Again, such a review can only be conducted if the employee`s financial situation is relevant to the position he or she will occupy in the organization. In Danish practice, a credit check and full disclosure of their financial situation are only required for persons who have access to and manage the company`s funds. It is also important to know what kind of Danish employees you need to hire. The country classifies employees into three groups – senior managers, white-collar and blue-collar workers. The recruitment process and legal framework may vary depending on the type of employment relationship. Social security numbers are not special categories of data within the meaning of the GDPR, which means that this information is subject to the general processing rule set out in Article 6 of the GDPR. However, in the opinion of the DPA, the processing of social security numbers requires a special legal basis in accordance with Article 11 of the GDPR or Article 9 of the GDPR (for example, the consent of the data subject or that the processing activity is required by law).5 Danish entrepreneurs can carry out a thorough background check of potential employees, but you must have the consent of the applicant and all applications must be relevant to the position in question. According to the EU General Data Protection Regulation (Regulation (EU) No. 2016/679) (GDPR) and the Law on Additional Provisions to the GDPR, employers are limited in the use of personal data in certain situations. Personal data includes data about employees and candidates. Employers are therefore only allowed to conduct background checks on candidates to a certain extent, either themselves or through third parties. The parties may choose to enter into a separation agreement setting out the rights and obligations arising from the termination. No special formalities are required.

This approach is mainly adopted by companies to mitigate specific legal risks, for corporate policy reasons or both. Hiring employees in Denmark is simple and flexible with few legal requirements regarding contracts, layoffs and holidays. They can set working conditions with labour market actors instead of basing them on legal regulations. However, collective agreements (CBAs) are a huge part of Danish labour law, so working with workers covered by an ACA is common. As a member of the European Union, Denmark takes immigration status very seriously. Employers are required to check whether a foreigner has the right to work in the country. Otherwise, an illegal immigrant will be punished with heavy fines. Citizens of a number of non-EU and EEA countries, such as the US and uk (as of 1 January 2021), do not need to obtain a visa to enter Denmark, but all non-EU and non-EEA or Swiss citizens must have a work permit to work in Denmark. However, in some cases, certain limited work-related activities may be carried out during legal residence in Denmark. UK citizens working in Denmark before 1 January 2021 will be allowed to reside in Denmark without a work permit beyond 31 December 2020, provided that certain conditions of the EU-UK Withdrawal Agreement are set.

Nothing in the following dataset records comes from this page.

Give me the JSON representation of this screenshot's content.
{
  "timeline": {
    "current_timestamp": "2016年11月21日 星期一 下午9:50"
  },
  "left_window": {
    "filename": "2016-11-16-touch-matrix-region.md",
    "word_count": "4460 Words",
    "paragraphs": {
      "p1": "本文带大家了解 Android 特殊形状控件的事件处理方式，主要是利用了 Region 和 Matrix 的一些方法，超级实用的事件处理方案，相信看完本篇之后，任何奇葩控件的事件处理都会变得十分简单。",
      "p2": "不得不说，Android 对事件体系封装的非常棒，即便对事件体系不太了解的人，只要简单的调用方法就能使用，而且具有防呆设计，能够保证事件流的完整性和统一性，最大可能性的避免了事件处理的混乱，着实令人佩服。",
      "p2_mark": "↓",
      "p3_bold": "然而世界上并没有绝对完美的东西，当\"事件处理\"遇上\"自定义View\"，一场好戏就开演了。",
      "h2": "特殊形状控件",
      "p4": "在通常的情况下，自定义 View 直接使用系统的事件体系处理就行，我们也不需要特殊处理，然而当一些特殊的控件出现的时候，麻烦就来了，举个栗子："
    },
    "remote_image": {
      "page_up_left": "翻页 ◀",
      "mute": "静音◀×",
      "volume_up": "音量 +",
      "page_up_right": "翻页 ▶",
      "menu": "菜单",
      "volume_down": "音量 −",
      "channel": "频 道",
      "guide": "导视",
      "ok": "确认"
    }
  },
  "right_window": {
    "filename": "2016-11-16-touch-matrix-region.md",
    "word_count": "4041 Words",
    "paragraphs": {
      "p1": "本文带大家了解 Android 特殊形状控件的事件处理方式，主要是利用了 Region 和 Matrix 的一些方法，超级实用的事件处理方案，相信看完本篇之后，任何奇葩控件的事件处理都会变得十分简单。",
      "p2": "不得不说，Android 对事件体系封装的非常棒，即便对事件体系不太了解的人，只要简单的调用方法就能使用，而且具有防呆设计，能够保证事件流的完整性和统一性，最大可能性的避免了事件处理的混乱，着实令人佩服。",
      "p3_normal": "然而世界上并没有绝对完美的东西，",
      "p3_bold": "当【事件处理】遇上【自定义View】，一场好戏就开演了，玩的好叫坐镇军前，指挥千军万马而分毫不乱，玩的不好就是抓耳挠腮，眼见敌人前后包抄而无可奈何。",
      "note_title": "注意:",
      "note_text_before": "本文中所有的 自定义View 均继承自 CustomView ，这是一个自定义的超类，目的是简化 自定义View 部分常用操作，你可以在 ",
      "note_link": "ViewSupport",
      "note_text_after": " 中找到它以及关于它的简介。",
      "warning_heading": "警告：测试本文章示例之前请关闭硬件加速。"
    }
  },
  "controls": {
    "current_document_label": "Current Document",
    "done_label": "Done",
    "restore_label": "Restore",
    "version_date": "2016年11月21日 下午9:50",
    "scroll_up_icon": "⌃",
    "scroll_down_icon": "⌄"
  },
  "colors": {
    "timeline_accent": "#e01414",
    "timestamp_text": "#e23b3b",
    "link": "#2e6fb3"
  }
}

Are there any restrictions or prohibitions on applicant background checks? Does it make a difference for an employer to do its own inspections or use a third party? Are there any legal requirements to give preference to certain people or groups of people when hiring or not to discriminate against them? Business owners can request a background check of potential employees. In Denmark, private criminal records can only be obtained from the national police by the person concerned. In other words, it is the applicant who must obtain his criminal record and present it to the employer. A bit more complicated than in countries like Australia, where the same can be done online through an Australian character verification agency, even with the permission of the person concerned. Background checks are generally allowed, although some, such as credit checks and criminal record checks, are only allowed under special requirements. The legal rights of employees in the context of a transfer of an undertaking are governed by the Law on Transfers of Undertakings (which transposes Council Directive 2001/23/EC on the approximation of the laws of the Member States relating to the safeguarding of employees` rights in the event of transfers of undertakings, businesses or parts of undertakings or businesses (Acquired Rights Directive)).